In many cases, your response to the situation may make perfect sense. Vicious office gossip is infuriating. An incompetent coworker can be maddening. When a diva of a customer won't return calls it does feel insulting. But, as with Susan, your righteous indignation doesn't improve anything. It just keeps you hooked.

There is a way out. You don't necessarily have to kill anyone or quit your job. You can stay right where you are and still have a different, more satisfying experience. We've helped thousands of people like Eric, Jessica, and Susan transform their workplace from a den of personal frustration to an arena for professional development.

In our work with executives, managers, and employees from every industry, we've learned that the most effective way to resolve interpersonal problems in the workplace is to approach the situation from the inside out. We teach our clients that the key to dealing effectively with difficult people and situations at work is to manage our internal responses first. By internal response we mean the automatic reaction that someone else's behavior triggers inside of you. People lose it in different ways. You may heat up, blow up, shut down, freeze up, or go into a tailspin.

If you can change your reaction, you'll change your life.

We call the activity of changing your reaction to emotionally upsetting circumstances at work unhooking. Unhooking is a system that gives you tools for managing yourself and taking charge of your work life. Whether you feel caught in political crossfire, trapped by a difficult coworker, or held hostage by the antics of a certain department, you can unhook and take practical steps to change your behavior and create a different result.

Unhooking provides an alternative to your automatic reactions: You can despise the malicious office gossip or you can unhook by setting clear boundaries and showing a lack of interest. You can judge the incompetent coworker or you can unhook by lowering your expectations and avoiding the negative impact of that person's ineptitude.
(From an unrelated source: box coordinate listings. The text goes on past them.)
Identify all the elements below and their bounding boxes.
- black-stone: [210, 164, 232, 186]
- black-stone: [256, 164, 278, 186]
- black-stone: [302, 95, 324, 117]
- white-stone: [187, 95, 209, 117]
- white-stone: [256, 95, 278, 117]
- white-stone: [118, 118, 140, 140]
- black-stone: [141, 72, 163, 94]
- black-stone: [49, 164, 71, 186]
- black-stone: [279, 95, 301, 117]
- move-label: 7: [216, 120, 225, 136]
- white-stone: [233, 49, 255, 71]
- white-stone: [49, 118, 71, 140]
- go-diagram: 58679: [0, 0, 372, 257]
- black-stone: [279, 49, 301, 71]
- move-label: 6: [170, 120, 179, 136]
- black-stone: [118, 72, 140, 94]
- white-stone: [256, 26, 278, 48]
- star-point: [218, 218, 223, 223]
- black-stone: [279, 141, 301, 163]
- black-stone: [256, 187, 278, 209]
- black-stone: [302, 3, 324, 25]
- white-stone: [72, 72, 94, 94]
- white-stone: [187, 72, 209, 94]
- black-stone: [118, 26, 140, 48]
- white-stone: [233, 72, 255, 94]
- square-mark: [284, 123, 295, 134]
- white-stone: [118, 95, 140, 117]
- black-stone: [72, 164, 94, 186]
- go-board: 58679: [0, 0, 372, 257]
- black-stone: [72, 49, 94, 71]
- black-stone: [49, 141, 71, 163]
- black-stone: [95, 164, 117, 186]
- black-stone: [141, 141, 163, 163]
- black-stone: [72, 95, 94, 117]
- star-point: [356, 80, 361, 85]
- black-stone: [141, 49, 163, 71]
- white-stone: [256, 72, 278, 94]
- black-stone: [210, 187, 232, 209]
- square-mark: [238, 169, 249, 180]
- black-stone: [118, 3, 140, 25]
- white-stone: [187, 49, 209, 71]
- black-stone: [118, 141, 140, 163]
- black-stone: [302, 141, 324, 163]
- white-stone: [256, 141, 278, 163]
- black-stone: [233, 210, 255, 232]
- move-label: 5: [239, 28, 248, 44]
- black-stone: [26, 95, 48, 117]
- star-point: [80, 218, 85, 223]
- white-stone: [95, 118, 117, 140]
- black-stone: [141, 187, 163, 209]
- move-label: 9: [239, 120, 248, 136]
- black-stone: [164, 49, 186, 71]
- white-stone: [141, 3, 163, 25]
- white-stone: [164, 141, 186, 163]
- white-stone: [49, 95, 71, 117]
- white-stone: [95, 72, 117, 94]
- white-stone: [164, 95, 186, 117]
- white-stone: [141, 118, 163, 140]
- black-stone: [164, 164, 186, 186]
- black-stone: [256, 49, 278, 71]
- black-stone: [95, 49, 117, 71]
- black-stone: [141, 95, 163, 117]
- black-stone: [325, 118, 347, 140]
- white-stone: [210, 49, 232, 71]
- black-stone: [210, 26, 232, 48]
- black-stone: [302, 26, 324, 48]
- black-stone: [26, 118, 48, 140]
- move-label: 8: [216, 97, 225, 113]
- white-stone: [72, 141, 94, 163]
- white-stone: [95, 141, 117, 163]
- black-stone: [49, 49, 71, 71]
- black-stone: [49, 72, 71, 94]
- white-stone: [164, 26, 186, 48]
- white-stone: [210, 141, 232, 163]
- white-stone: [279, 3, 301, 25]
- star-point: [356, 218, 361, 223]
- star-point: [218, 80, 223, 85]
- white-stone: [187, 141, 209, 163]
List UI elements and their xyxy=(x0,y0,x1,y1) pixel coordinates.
You can feel insulted by the customer who won't return your calls or you can unhook -- take it in stride and accept it as part of doing business.There are four essential steps to unhooking.
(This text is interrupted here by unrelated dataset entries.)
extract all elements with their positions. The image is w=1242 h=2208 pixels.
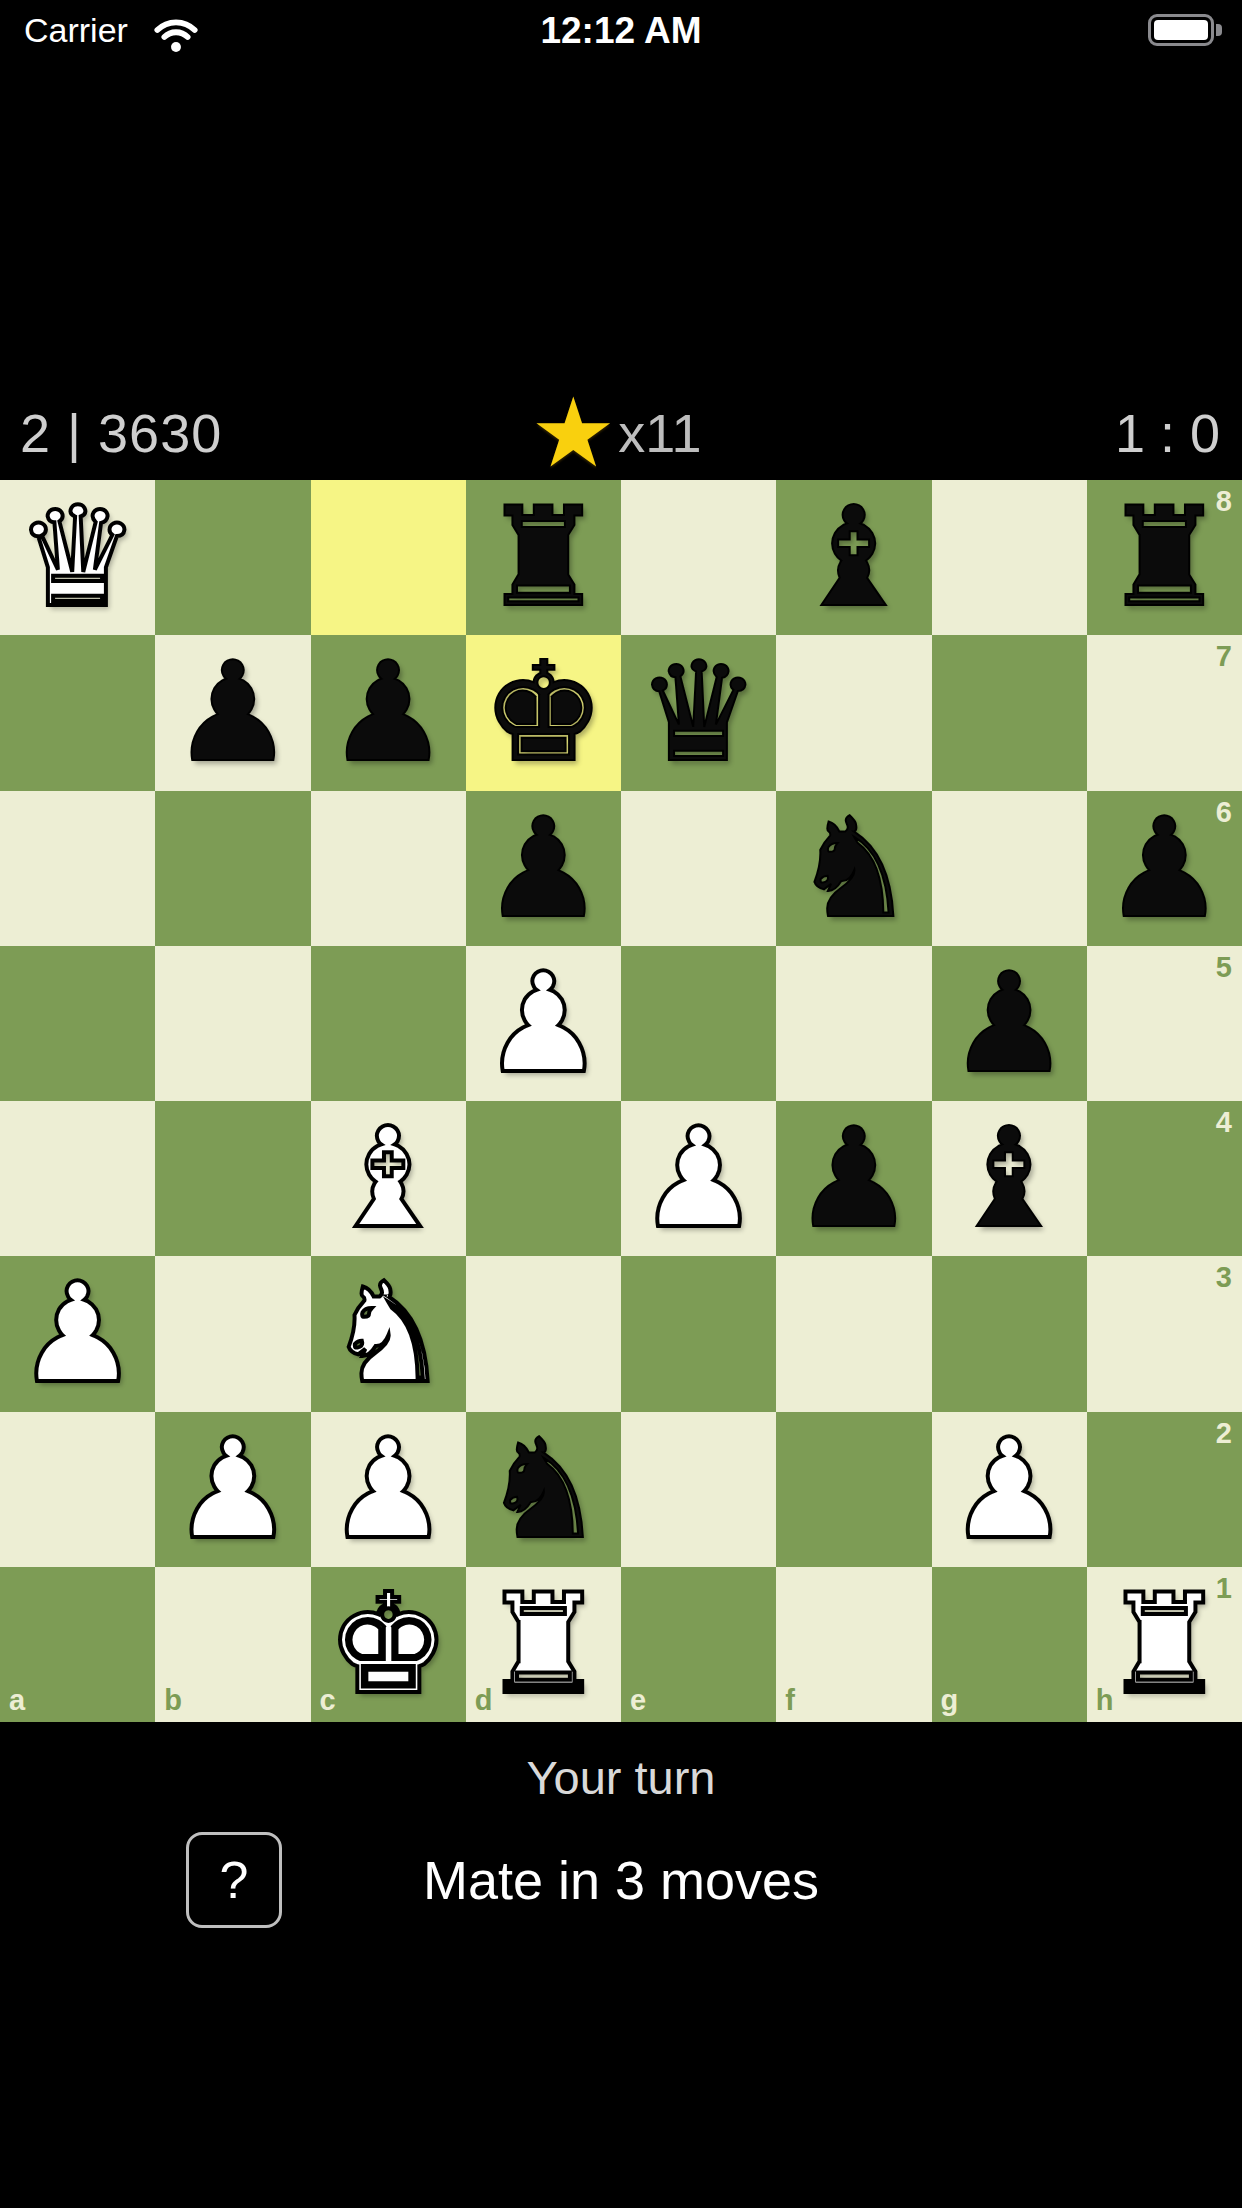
square-c4[interactable]: ♝ [311, 1101, 466, 1256]
square-c6[interactable] [311, 791, 466, 946]
chess-board: ♛♜♝8♜♟♟♚♛7♟♞6♟♟♟5♝♟♟♝4♟♞3♟♟♞♟2abc♚d♜efg1… [0, 480, 1242, 1722]
piece-bR-h8[interactable]: ♜ [1087, 480, 1242, 635]
file-label-b: b [164, 1684, 182, 1717]
square-b7[interactable]: ♟ [155, 635, 310, 790]
square-h7[interactable]: 7 [1087, 635, 1242, 790]
square-a3[interactable]: ♟ [0, 1256, 155, 1411]
square-c2[interactable]: ♟ [311, 1412, 466, 1567]
piece-bK-d7[interactable]: ♚ [466, 635, 621, 790]
piece-bP-f4[interactable]: ♟ [776, 1101, 931, 1256]
square-a5[interactable] [0, 946, 155, 1101]
piece-bP-h6[interactable]: ♟ [1087, 791, 1242, 946]
piece-wQ-a8[interactable]: ♛ [0, 480, 155, 635]
square-e6[interactable] [621, 791, 776, 946]
square-d6[interactable]: ♟ [466, 791, 621, 946]
square-e5[interactable] [621, 946, 776, 1101]
square-d8[interactable]: ♜ [466, 480, 621, 635]
square-a2[interactable] [0, 1412, 155, 1567]
square-h5[interactable]: 5 [1087, 946, 1242, 1101]
file-label-a: a [9, 1684, 25, 1717]
square-g6[interactable] [932, 791, 1087, 946]
file-label-g: g [941, 1684, 959, 1717]
piece-bB-g4[interactable]: ♝ [932, 1101, 1087, 1256]
clock-time: 12:12 AM [0, 10, 1242, 52]
rank-label-2: 2 [1216, 1417, 1232, 1450]
piece-wK-c1[interactable]: ♚ [311, 1567, 466, 1722]
square-g1[interactable]: g [932, 1567, 1087, 1722]
square-f3[interactable] [776, 1256, 931, 1411]
square-d4[interactable] [466, 1101, 621, 1256]
piece-wP-a3[interactable]: ♟ [0, 1256, 155, 1411]
square-h2[interactable]: 2 [1087, 1412, 1242, 1567]
piece-wP-d5[interactable]: ♟ [466, 946, 621, 1101]
star-icon: ★ [530, 386, 616, 480]
piece-wR-h1[interactable]: ♜ [1087, 1567, 1242, 1722]
square-f6[interactable]: ♞ [776, 791, 931, 946]
square-f7[interactable] [776, 635, 931, 790]
square-c1[interactable]: c♚ [311, 1567, 466, 1722]
square-e1[interactable]: e [621, 1567, 776, 1722]
square-c8[interactable] [311, 480, 466, 635]
rank-label-4: 4 [1216, 1106, 1232, 1139]
square-a4[interactable] [0, 1101, 155, 1256]
piece-bR-d8[interactable]: ♜ [466, 480, 621, 635]
square-e8[interactable] [621, 480, 776, 635]
app-screen: Carrier 12:12 AM 2 | 3630 ★ x11 1 : 0 ♛♜… [0, 0, 1242, 2208]
square-h3[interactable]: 3 [1087, 1256, 1242, 1411]
square-f8[interactable]: ♝ [776, 480, 931, 635]
status-bar: Carrier 12:12 AM [0, 0, 1242, 62]
square-h1[interactable]: 1h♜ [1087, 1567, 1242, 1722]
square-d2[interactable]: ♞ [466, 1412, 621, 1567]
turn-indicator: Your turn [0, 1750, 1242, 1805]
square-e7[interactable]: ♛ [621, 635, 776, 790]
piece-bN-d2[interactable]: ♞ [466, 1412, 621, 1567]
square-b3[interactable] [155, 1256, 310, 1411]
piece-bP-c7[interactable]: ♟ [311, 635, 466, 790]
square-g3[interactable] [932, 1256, 1087, 1411]
star-multiplier-group: ★ x11 [530, 386, 701, 480]
piece-bN-f6[interactable]: ♞ [776, 791, 931, 946]
piece-wB-c4[interactable]: ♝ [311, 1101, 466, 1256]
square-e3[interactable] [621, 1256, 776, 1411]
square-a6[interactable] [0, 791, 155, 946]
battery-nub [1216, 24, 1222, 36]
piece-wP-b2[interactable]: ♟ [155, 1412, 310, 1567]
piece-wP-e4[interactable]: ♟ [621, 1101, 776, 1256]
file-label-f: f [785, 1684, 795, 1717]
piece-wP-c2[interactable]: ♟ [311, 1412, 466, 1567]
rank-label-3: 3 [1216, 1261, 1232, 1294]
square-f2[interactable] [776, 1412, 931, 1567]
piece-wP-g2[interactable]: ♟ [932, 1412, 1087, 1567]
score-bar: 2 | 3630 ★ x11 1 : 0 [0, 386, 1242, 480]
rank-label-5: 5 [1216, 951, 1232, 984]
square-d1[interactable]: d♜ [466, 1567, 621, 1722]
square-c5[interactable] [311, 946, 466, 1101]
puzzle-objective: Mate in 3 moves [0, 1832, 1242, 1928]
piece-bP-g5[interactable]: ♟ [932, 946, 1087, 1101]
square-a7[interactable] [0, 635, 155, 790]
piece-bQ-e7[interactable]: ♛ [621, 635, 776, 790]
square-b6[interactable] [155, 791, 310, 946]
square-b4[interactable] [155, 1101, 310, 1256]
square-f5[interactable] [776, 946, 931, 1101]
match-score: 1 : 0 [1115, 386, 1220, 480]
square-b5[interactable] [155, 946, 310, 1101]
square-d3[interactable] [466, 1256, 621, 1411]
square-c3[interactable]: ♞ [311, 1256, 466, 1411]
square-f4[interactable]: ♟ [776, 1101, 931, 1256]
rank-label-7: 7 [1216, 640, 1232, 673]
square-d5[interactable]: ♟ [466, 946, 621, 1101]
square-g4[interactable]: ♝ [932, 1101, 1087, 1256]
square-f1[interactable]: f [776, 1567, 931, 1722]
square-g7[interactable] [932, 635, 1087, 790]
piece-wN-c3[interactable]: ♞ [311, 1256, 466, 1411]
puzzle-score: 2 | 3630 [20, 386, 222, 480]
square-g8[interactable] [932, 480, 1087, 635]
square-h6[interactable]: 6♟ [1087, 791, 1242, 946]
battery-fill [1154, 20, 1208, 40]
piece-bB-f8[interactable]: ♝ [776, 480, 931, 635]
square-e4[interactable]: ♟ [621, 1101, 776, 1256]
file-label-e: e [630, 1684, 646, 1717]
hint-row: ? Mate in 3 moves [0, 1832, 1242, 1928]
piece-bP-b7[interactable]: ♟ [155, 635, 310, 790]
battery-icon [1148, 14, 1214, 46]
piece-wR-d1[interactable]: ♜ [466, 1567, 621, 1722]
square-h8[interactable]: 8♜ [1087, 480, 1242, 635]
square-b8[interactable] [155, 480, 310, 635]
square-g5[interactable]: ♟ [932, 946, 1087, 1101]
square-g2[interactable]: ♟ [932, 1412, 1087, 1567]
square-a8[interactable]: ♛ [0, 480, 155, 635]
square-e2[interactable] [621, 1412, 776, 1567]
square-b2[interactable]: ♟ [155, 1412, 310, 1567]
square-h4[interactable]: 4 [1087, 1101, 1242, 1256]
star-multiplier: x11 [618, 402, 701, 464]
square-b1[interactable]: b [155, 1567, 310, 1722]
square-a1[interactable]: a [0, 1567, 155, 1722]
square-c7[interactable]: ♟ [311, 635, 466, 790]
square-d7[interactable]: ♚ [466, 635, 621, 790]
piece-bP-d6[interactable]: ♟ [466, 791, 621, 946]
Step 1-- Unhook physically
Step 2 -- Unhook mentally
Step 3 -- Unhook verbally
Step 4 -- Unhook with a business tool

The first two steps, unhooking physically and mentally, help you release negative emotions and calm down your system. The second two steps, unhooking verbally and with a business tool, involve taking actions to change your experience. To show you how unhooking works, we return to Susan and offer a revised scenario:

Sitting at the same meeting, Tracy proudly takes credit for Susan's brilliant promotion idea. Susan feels herself reacting, feels the surge of heat through her body, feels her face redden, her brow twitch. She realizes, "I just got hooked." What Susan needs to do now is to unhook; she needs to change her reaction to Tracy's sabotaging behavior.

Unhook physically: Susan breathes deeply to calm herself down, release her anger, and check back into the meeting.
Unhook mentally: Susan tells herself not to be intimidated by Tracy's behavior; she can find a way to be heard.
Unhook verbally: Susan speaks up: "When I first ran this idea by Tracy, we both got excited about it."